Writer’s Name: JC Gardner
Title: It’s not my child. Let me mind my own business.
Recently, I was walking outside near my job in Baltimore City. A mother in her late twenties said to her young daughter of about three years old, “Keep the f*** up!” I paused near the local Payless Shoe Store window, trying not to stare. Then she repeated her command and grabbed her daughter’s cheeks and squeezed them together until she cried and repeated, “I SAID KEEP THE F*** UP!”
I was horrified.
Unfortunately, this was not the first time I’d heard inner city mothers berate their children publicly in this manner. Each time, it cut me to my core. Each time, I walked away and shrugged it off thinking, It’s not my child. Let me mind my own business.
But there was something different this time. When she grabbed the pretty girl’s face, I felt it too. When she cursed at her like they both were in a prison gang, I cringed inside; it was painful to watch and to hear.
I glanced at them, as she dragged the crying girl down the street, pulling her like she was a discarded rag doll. I wanted to give that “mother” a piece of my mind. I wanted to ask Baby Girl if she was okay, but I moved on in the opposite direction.
I walked around in a bit of daze reflecting on the mother’s actions and my inaction. When I thought back on it, when that mother first yelled at her child, Baby Girl didn’t even flinch. It was clear this was a “normal” conversation between them. It was only when she hurt her face was there a reaction.
How many other children are being raised in this manner where this is considered ordinary behavior? If this goes on in the street, what goes on behind closed doors?
I cannot fathom the psychological damage inflicted by this type of upbringing. Since the children are in purgatory at home, when they are placed in a normal environment, such as a school classroom, their conduct oftentimes is off the hook! Video games, rap music and horror movies may be contributing factors to irrational behavior, but I believe the buck stops with the parent, not with the teacher.
These children – and I believe there are many of them – are “our” future. Sprinkled in with the privileged children will be these broken souls, anxious for attention by any means necessary, including bullying, fighting, lack of respect for authority, violent mood swings, etc. And what will society do? Prescribe pills, label them ADHD, and put them with the class of kids deemed “slow.” And at the end of the day, where do they go? Right back home with wayward parents who don’t give a damn about themselves, let alone the children they brought into the world. Many of these children are nothing more than a way to get paid!
My nephew has one such young man in his class. At the age of seven, Corey* is already showing signs of being a juvenile delinquent. Corey hits children for no reason. He calls his classmates hurtful names and has no respect for authority. My nephew, along with other students, was a direct recipient of Corey’s wrath. School aids and teachers alike constantly reprimanded Corey, to no avail. One day, Corey decided to pick up a smaller, younger student and slam him to the ground because he felt like it. Since this was like his umpteenth time of being in trouble, that he was (finally) suspended. His father is a known street hustler; his unwed mother is a young girl herself. Both parents (on different days) came to the school to protest the school’s decision. They screamed on the school and insisted Corey NOT be suspended. He’s just a kid! So the school caved and Corey was not suspended. Didn’t miss one day.

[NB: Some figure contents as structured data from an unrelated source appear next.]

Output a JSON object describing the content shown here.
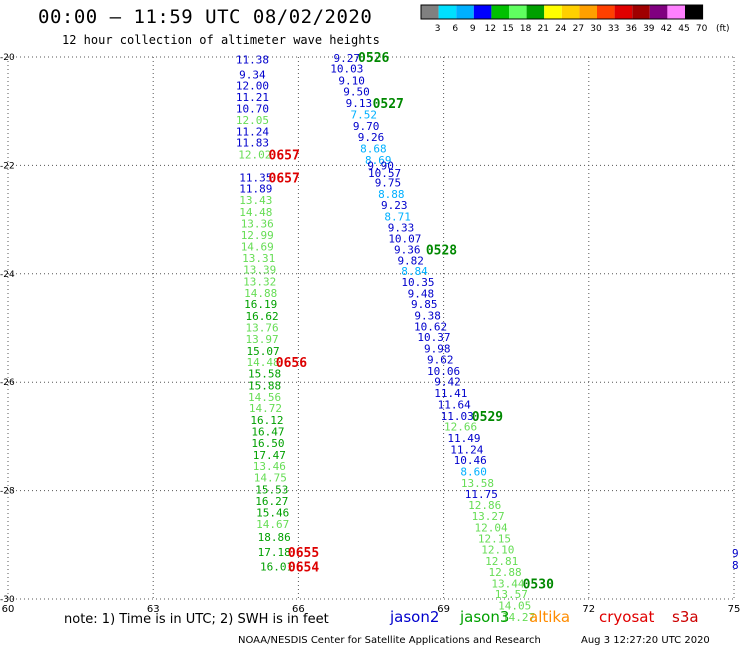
{
  "title": "00:00 – 11:59 UTC 08/02/2020",
  "subtitle": "12 hour collection of altimeter wave heights",
  "note": "note:  1) Time is in UTC;  2) SWH is in feet",
  "credit": "NOAA/NESDIS Center for Satellite Applications and Research",
  "timestamp": "Aug  3 12:27:20 UTC 2020",
  "satellites": [
    {
      "name": "jason2",
      "color": "#0000cc"
    },
    {
      "name": "jason3",
      "color": "#00a000"
    },
    {
      "name": "altika",
      "color": "#ff8c00"
    },
    {
      "name": "cryosat",
      "color": "#e00000"
    },
    {
      "name": "s3a",
      "color": "#cc0000"
    }
  ],
  "color_scale": {
    "labels": [
      "3",
      "6",
      "9",
      "12",
      "15",
      "18",
      "21",
      "24",
      "27",
      "30",
      "33",
      "36",
      "39",
      "42",
      "45",
      "70"
    ],
    "unit": "(ft)",
    "colors": [
      "#808080",
      "#00e0ff",
      "#00b0ff",
      "#0000ff",
      "#00c000",
      "#60ff60",
      "#00a000",
      "#ffff00",
      "#ffd000",
      "#ffa000",
      "#ff4000",
      "#e00000",
      "#a00000",
      "#800080",
      "#ff80ff",
      "#000000"
    ]
  },
  "chart_data": {
    "type": "scatter",
    "title": "00:00 – 11:59 UTC 08/02/2020",
    "subtitle": "12 hour collection of altimeter wave heights",
    "xlim": [
      60,
      75
    ],
    "ylim": [
      -30,
      -20
    ],
    "x_ticks": [
      "60",
      "63",
      "66",
      "69",
      "72",
      "75"
    ],
    "y_ticks": [
      "-20",
      "-22",
      "-24",
      "-26",
      "-28",
      "-30"
    ],
    "grid": true,
    "tracks": [
      {
        "points": [
          {
            "lon": 65.05,
            "lat": -20.05,
            "swh": "11.38",
            "color": "#0000cc"
          },
          {
            "lon": 65.05,
            "lat": -20.32,
            "swh": "9.34",
            "color": "#0000cc"
          },
          {
            "lon": 65.05,
            "lat": -20.53,
            "swh": "12.00",
            "color": "#0000cc"
          },
          {
            "lon": 65.05,
            "lat": -20.74,
            "swh": "11.21",
            "color": "#0000cc"
          },
          {
            "lon": 65.05,
            "lat": -20.95,
            "swh": "10.70",
            "color": "#0000cc"
          },
          {
            "lon": 65.05,
            "lat": -21.16,
            "swh": "12.05",
            "color": "#66dd55"
          },
          {
            "lon": 65.05,
            "lat": -21.37,
            "swh": "11.24",
            "color": "#0000cc"
          },
          {
            "lon": 65.05,
            "lat": -21.58,
            "swh": "11.83",
            "color": "#0000cc"
          },
          {
            "lon": 65.1,
            "lat": -21.8,
            "swh": "12.02",
            "color": "#66dd55"
          },
          {
            "lon": 65.1,
            "lat": -22.0,
            "swh": "",
            "color": "#66dd55"
          },
          {
            "lon": 65.12,
            "lat": -22.22,
            "swh": "11.35",
            "color": "#0000cc"
          },
          {
            "lon": 65.12,
            "lat": -22.43,
            "swh": "11.89",
            "color": "#0000cc"
          },
          {
            "lon": 65.12,
            "lat": -22.64,
            "swh": "13.43",
            "color": "#66dd55"
          },
          {
            "lon": 65.12,
            "lat": -22.86,
            "swh": "14.48",
            "color": "#66dd55"
          },
          {
            "lon": 65.15,
            "lat": -23.07,
            "swh": "13.36",
            "color": "#66dd55"
          },
          {
            "lon": 65.15,
            "lat": -23.28,
            "swh": "12.99",
            "color": "#66dd55"
          },
          {
            "lon": 65.15,
            "lat": -23.5,
            "swh": "14.69",
            "color": "#66dd55"
          },
          {
            "lon": 65.18,
            "lat": -23.71,
            "swh": "13.31",
            "color": "#66dd55"
          },
          {
            "lon": 65.2,
            "lat": -23.92,
            "swh": "13.39",
            "color": "#66dd55"
          },
          {
            "lon": 65.2,
            "lat": -24.14,
            "swh": "13.32",
            "color": "#66dd55"
          },
          {
            "lon": 65.22,
            "lat": -24.35,
            "swh": "14.88",
            "color": "#66dd55"
          },
          {
            "lon": 65.22,
            "lat": -24.56,
            "swh": "16.19",
            "color": "#00a000"
          },
          {
            "lon": 65.25,
            "lat": -24.78,
            "swh": "16.62",
            "color": "#00a000"
          },
          {
            "lon": 65.25,
            "lat": -24.99,
            "swh": "13.76",
            "color": "#66dd55"
          },
          {
            "lon": 65.25,
            "lat": -25.2,
            "swh": "13.97",
            "color": "#66dd55"
          },
          {
            "lon": 65.27,
            "lat": -25.42,
            "swh": "15.07",
            "color": "#00a000"
          },
          {
            "lon": 65.27,
            "lat": -25.63,
            "swh": "14.48",
            "color": "#66dd55"
          },
          {
            "lon": 65.3,
            "lat": -25.84,
            "swh": "15.58",
            "color": "#00a000"
          },
          {
            "lon": 65.3,
            "lat": -26.06,
            "swh": "15.88",
            "color": "#00a000"
          },
          {
            "lon": 65.3,
            "lat": -26.27,
            "swh": "14.56",
            "color": "#66dd55"
          },
          {
            "lon": 65.32,
            "lat": -26.48,
            "swh": "14.72",
            "color": "#66dd55"
          },
          {
            "lon": 65.35,
            "lat": -26.7,
            "swh": "16.12",
            "color": "#00a000"
          },
          {
            "lon": 65.37,
            "lat": -26.91,
            "swh": "16.47",
            "color": "#00a000"
          },
          {
            "lon": 65.37,
            "lat": -27.12,
            "swh": "16.50",
            "color": "#00a000"
          },
          {
            "lon": 65.4,
            "lat": -27.34,
            "swh": "17.47",
            "color": "#00a000"
          },
          {
            "lon": 65.4,
            "lat": -27.55,
            "swh": "13.46",
            "color": "#66dd55"
          },
          {
            "lon": 65.42,
            "lat": -27.76,
            "swh": "14.75",
            "color": "#66dd55"
          },
          {
            "lon": 65.45,
            "lat": -27.98,
            "swh": "15.53",
            "color": "#00a000"
          },
          {
            "lon": 65.45,
            "lat": -28.19,
            "swh": "16.27",
            "color": "#00a000"
          },
          {
            "lon": 65.47,
            "lat": -28.4,
            "swh": "15.46",
            "color": "#00a000"
          },
          {
            "lon": 65.47,
            "lat": -28.62,
            "swh": "14.67",
            "color": "#66dd55"
          },
          {
            "lon": 65.5,
            "lat": -28.86,
            "swh": "18.86",
            "color": "#00a000"
          },
          {
            "lon": 65.5,
            "lat": -29.13,
            "swh": "17.18",
            "color": "#00a000"
          },
          {
            "lon": 65.55,
            "lat": -29.4,
            "swh": "16.01",
            "color": "#00a000"
          }
        ]
      },
      {
        "points": [
          {
            "lon": 67.0,
            "lat": -20.02,
            "swh": "9.27",
            "color": "#0000cc"
          },
          {
            "lon": 67.0,
            "lat": -20.21,
            "swh": "10.03",
            "color": "#0000cc"
          },
          {
            "lon": 67.1,
            "lat": -20.43,
            "swh": "9.10",
            "color": "#0000cc"
          },
          {
            "lon": 67.2,
            "lat": -20.64,
            "swh": "9.50",
            "color": "#0000cc"
          },
          {
            "lon": 67.25,
            "lat": -20.85,
            "swh": "9.13",
            "color": "#0000cc"
          },
          {
            "lon": 67.35,
            "lat": -21.06,
            "swh": "7.52",
            "color": "#00b0ff"
          },
          {
            "lon": 67.4,
            "lat": -21.27,
            "swh": "9.70",
            "color": "#0000cc"
          },
          {
            "lon": 67.5,
            "lat": -21.48,
            "swh": "9.26",
            "color": "#0000cc"
          },
          {
            "lon": 67.55,
            "lat": -21.69,
            "swh": "8.68",
            "color": "#00b0ff"
          },
          {
            "lon": 67.65,
            "lat": -21.9,
            "swh": "8.69",
            "color": "#00b0ff"
          },
          {
            "lon": 67.7,
            "lat": -22.0,
            "swh": "9.90",
            "color": "#0000cc"
          },
          {
            "lon": 67.78,
            "lat": -22.14,
            "swh": "10.57",
            "color": "#0000cc"
          },
          {
            "lon": 67.85,
            "lat": -22.32,
            "swh": "9.75",
            "color": "#0000cc"
          },
          {
            "lon": 67.92,
            "lat": -22.53,
            "swh": "8.88",
            "color": "#00b0ff"
          },
          {
            "lon": 67.98,
            "lat": -22.73,
            "swh": "9.23",
            "color": "#0000cc"
          },
          {
            "lon": 68.05,
            "lat": -22.94,
            "swh": "8.71",
            "color": "#00b0ff"
          },
          {
            "lon": 68.12,
            "lat": -23.15,
            "swh": "9.33",
            "color": "#0000cc"
          },
          {
            "lon": 68.2,
            "lat": -23.35,
            "swh": "10.07",
            "color": "#0000cc"
          },
          {
            "lon": 68.25,
            "lat": -23.55,
            "swh": "9.36",
            "color": "#0000cc"
          },
          {
            "lon": 68.32,
            "lat": -23.75,
            "swh": "9.82",
            "color": "#0000cc"
          },
          {
            "lon": 68.4,
            "lat": -23.95,
            "swh": "8.84",
            "color": "#00b0ff"
          },
          {
            "lon": 68.47,
            "lat": -24.15,
            "swh": "10.35",
            "color": "#0000cc"
          },
          {
            "lon": 68.53,
            "lat": -24.36,
            "swh": "9.48",
            "color": "#0000cc"
          },
          {
            "lon": 68.6,
            "lat": -24.56,
            "swh": "9.85",
            "color": "#0000cc"
          },
          {
            "lon": 68.67,
            "lat": -24.77,
            "swh": "9.38",
            "color": "#0000cc"
          },
          {
            "lon": 68.73,
            "lat": -24.97,
            "swh": "10.62",
            "color": "#0000cc"
          },
          {
            "lon": 68.8,
            "lat": -25.17,
            "swh": "10.37",
            "color": "#0000cc"
          },
          {
            "lon": 68.87,
            "lat": -25.38,
            "swh": "9.98",
            "color": "#0000cc"
          },
          {
            "lon": 68.93,
            "lat": -25.58,
            "swh": "9.62",
            "color": "#0000cc"
          },
          {
            "lon": 69.0,
            "lat": -25.79,
            "swh": "10.06",
            "color": "#0000cc"
          },
          {
            "lon": 69.08,
            "lat": -25.99,
            "swh": "9.42",
            "color": "#0000cc"
          },
          {
            "lon": 69.15,
            "lat": -26.2,
            "swh": "11.41",
            "color": "#0000cc"
          },
          {
            "lon": 69.22,
            "lat": -26.41,
            "swh": "11.64",
            "color": "#0000cc"
          },
          {
            "lon": 69.28,
            "lat": -26.62,
            "swh": "11.03",
            "color": "#0000cc"
          },
          {
            "lon": 69.35,
            "lat": -26.82,
            "swh": "12.66",
            "color": "#66dd55"
          },
          {
            "lon": 69.42,
            "lat": -27.03,
            "swh": "11.49",
            "color": "#0000cc"
          },
          {
            "lon": 69.48,
            "lat": -27.24,
            "swh": "11.24",
            "color": "#0000cc"
          },
          {
            "lon": 69.55,
            "lat": -27.44,
            "swh": "10.46",
            "color": "#0000cc"
          },
          {
            "lon": 69.62,
            "lat": -27.65,
            "swh": "8.60",
            "color": "#00b0ff"
          },
          {
            "lon": 69.7,
            "lat": -27.86,
            "swh": "13.58",
            "color": "#66dd55"
          },
          {
            "lon": 69.78,
            "lat": -28.06,
            "swh": "11.75",
            "color": "#0000cc"
          },
          {
            "lon": 69.85,
            "lat": -28.27,
            "swh": "12.86",
            "color": "#66dd55"
          },
          {
            "lon": 69.92,
            "lat": -28.47,
            "swh": "13.27",
            "color": "#66dd55"
          },
          {
            "lon": 69.98,
            "lat": -28.68,
            "swh": "12.04",
            "color": "#66dd55"
          },
          {
            "lon": 70.05,
            "lat": -28.88,
            "swh": "12.15",
            "color": "#66dd55"
          },
          {
            "lon": 70.12,
            "lat": -29.09,
            "swh": "12.10",
            "color": "#66dd55"
          },
          {
            "lon": 70.2,
            "lat": -29.3,
            "swh": "12.81",
            "color": "#66dd55"
          },
          {
            "lon": 70.27,
            "lat": -29.5,
            "swh": "12.88",
            "color": "#66dd55"
          },
          {
            "lon": 70.33,
            "lat": -29.71,
            "swh": "13.44",
            "color": "#66dd55"
          },
          {
            "lon": 70.4,
            "lat": -29.91,
            "swh": "13.57",
            "color": "#66dd55"
          },
          {
            "lon": 70.47,
            "lat": -30.12,
            "swh": "14.05",
            "color": "#66dd55"
          },
          {
            "lon": 70.55,
            "lat": -30.33,
            "swh": "14.27",
            "color": "#66dd55"
          }
        ]
      }
    ],
    "time_labels": [
      {
        "text": "0526",
        "lon": 67.15,
        "lat": -20.0,
        "color": "#008800"
      },
      {
        "text": "0527",
        "lon": 67.45,
        "lat": -20.85,
        "color": "#008800"
      },
      {
        "text": "0657",
        "lon": 65.3,
        "lat": -21.8,
        "color": "#dd0000"
      },
      {
        "text": "0657",
        "lon": 65.3,
        "lat": -22.22,
        "color": "#dd0000"
      },
      {
        "text": "0528",
        "lon": 68.55,
        "lat": -23.55,
        "color": "#008800"
      },
      {
        "text": "0656",
        "lon": 65.45,
        "lat": -25.63,
        "color": "#dd0000"
      },
      {
        "text": "0529",
        "lon": 69.5,
        "lat": -26.62,
        "color": "#008800"
      },
      {
        "text": "0530",
        "lon": 70.55,
        "lat": -29.71,
        "color": "#008800"
      },
      {
        "text": "0655",
        "lon": 65.7,
        "lat": -29.13,
        "color": "#dd0000"
      },
      {
        "text": "0654",
        "lon": 65.7,
        "lat": -29.4,
        "color": "#dd0000"
      }
    ],
    "edge_marks": [
      {
        "text": "9",
        "lon": 75.0,
        "lat": -29.15,
        "color": "#0000cc"
      },
      {
        "text": "8",
        "lon": 75.0,
        "lat": -29.37,
        "color": "#0000cc"
      }
    ]
  }
}
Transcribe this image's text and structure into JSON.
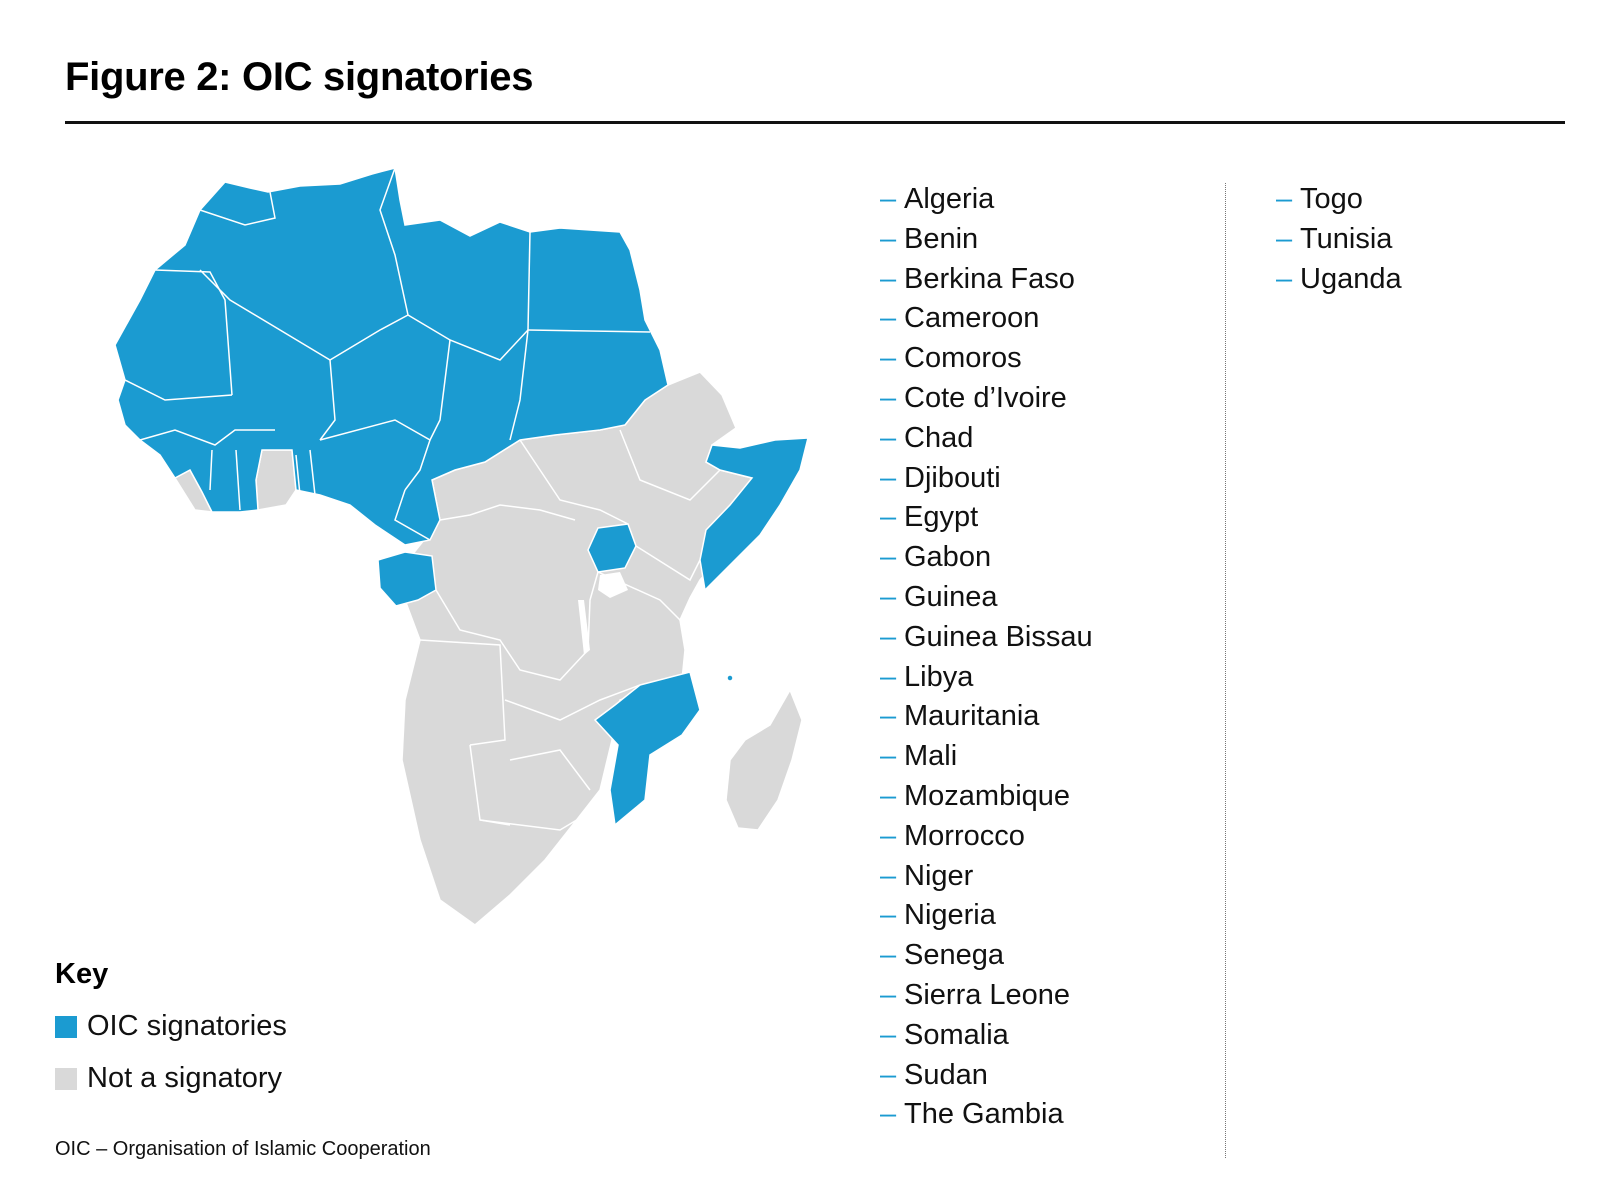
{
  "title": "Figure 2: OIC signatories",
  "colors": {
    "signatory": "#1b9bd1",
    "not_signatory": "#d9d9d9",
    "border": "#ffffff",
    "dash": "#1b9bd1"
  },
  "signatories_col1": [
    "Algeria",
    "Benin",
    "Berkina Faso",
    "Cameroon",
    "Comoros",
    "Cote d’Ivoire",
    "Chad",
    "Djibouti",
    "Egypt",
    "Gabon",
    "Guinea",
    "Guinea Bissau",
    "Libya",
    "Mauritania",
    "Mali",
    "Mozambique",
    "Morrocco",
    "Niger",
    "Nigeria",
    "Senega",
    "Sierra Leone",
    "Somalia",
    "Sudan",
    "The Gambia"
  ],
  "signatories_col2": [
    "Togo",
    "Tunisia",
    "Uganda"
  ],
  "key": {
    "title": "Key",
    "signatory_label": "OIC signatories",
    "not_signatory_label": "Not a signatory"
  },
  "footnote": "OIC – Organisation of Islamic Cooperation"
}
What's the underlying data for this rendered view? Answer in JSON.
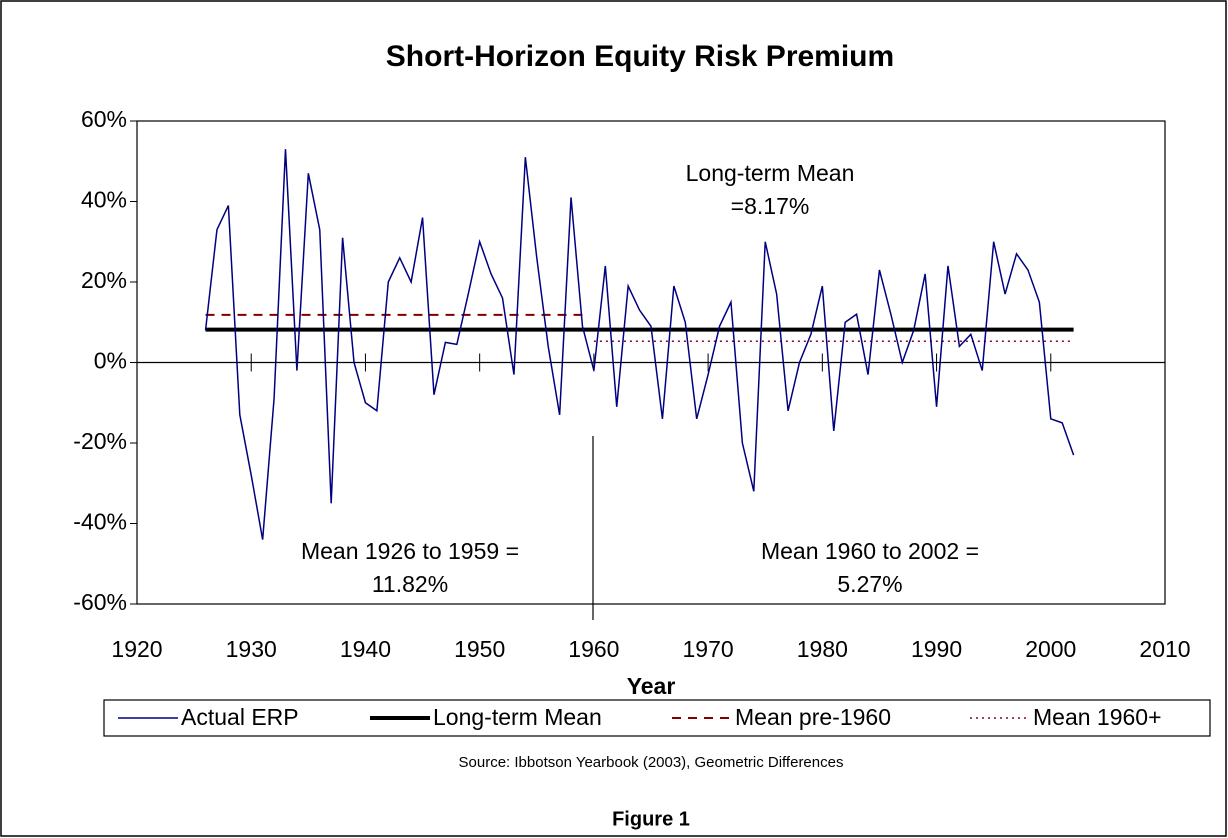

Personally, I think that Corey should have stayed his behind home for at least one day. I fear his parents defending him did not teach him a lesson. It will just cause him to be more calculating next time.
I grew up on a block that many comedians talk about – the block where the neighbors kept an eye on you and reported you to your parents if necessary. We played outside, getting all sorts of physical activity on a daily basis. We had a strict curfew and knew our place. Church wasn’t an option; it was a requirement. I could not go anywhere without my parents meeting my friends and also knowing their parents too, and we always had to travel as a group.
That village that used to raise a child has eroded. Neighbors barely speak to one another and their children follow suit. I don’t even see children playing with each other outside anymore, except for an occasional bike ride or hoops game. Now they’re holed up at home in front of a television that has over 800 channels to choose from. Sitting down has replaced moving around. I’m not knocking technological progress, but instead of it being a companion to the old school way of life, it has replaced and eradicated many of the morals and values that helped shape my generation of youth into successful adults.
I want to believe that our children are our future. I’m just scared it might be true.